Board Elections Handling Leadership Turnover at Your Condo or HOA

A community association or HOA is both a communal living environment and democratic institution, governed by an elected board that has a fiduciary duty to act in the best interests of the association as a whole. The board itself is governed by an association’s covenants, conditions and restrictions (CC&Rs), which themselves must adhere to state laws and provisions. There are several layers at play here, but what sets everything in motion is fair and open elections. Unless a community rocks the proverbial vote, lackluster appointments can be made, rational voices can be silenced, and the entire system can begin to crumble.

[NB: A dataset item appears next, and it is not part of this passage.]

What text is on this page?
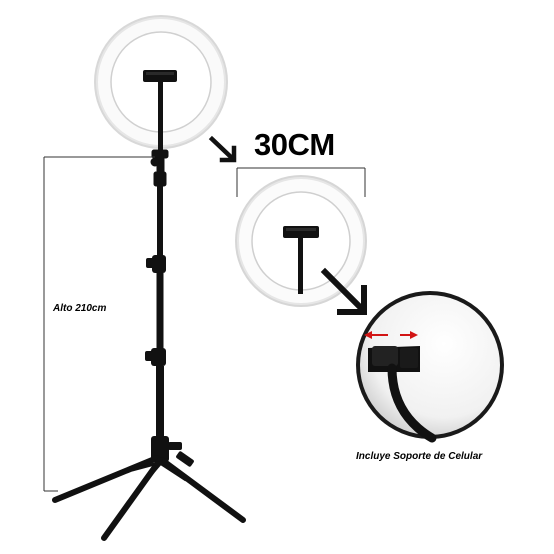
30CM

Alto 210cm

Incluye Soporte de Celular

Thus it’s important for board members, would-be (or could-be) board members, and residents alike to be familiar with the election process, so they can not only participate fully, but also identify if something is amiss.

Always On Time

When it comes to elections, it is crucial for a board to know and act accordingly when specific things need to happen; this timetable or checklist is dictated by both the community association or HOA’s own CC&Rs and by Nevada state law – mainly Nevada Revised Statute (NRS) 116.

Among other things, NRS 116 requires that associations stagger their elections for various board positions to prevent the election of an entirely new board each year. For an example, in a scenario where the board generally consists of five members, one year the voters might weigh in on two candidates, and then three the next. That way, new blood is infused into the board without losing the institutional memory that the current board represents. 

Prioritizing an open, consistent election timeline is one way to combat resident apathy, which is a constant challenge for boards and community managers alike, according to Brian Molina of Desert Community Management, LLC, in Las Vegas. “I would estimate that with approximately 90 percent of the associations I have managed, we cannot get enough volunteers to run for the board,” he says. “Homeowners in Nevada tend to be anti-homeowners’ association. This results in a minority of volunteers. And with a minority interested in association affairs, it can be construed by the majority of homeowners that elections are rigged, and that board members are hand-picked. As such, a priority in holding elections is to ensure openness and to avoid perception of hand-picking candidates.”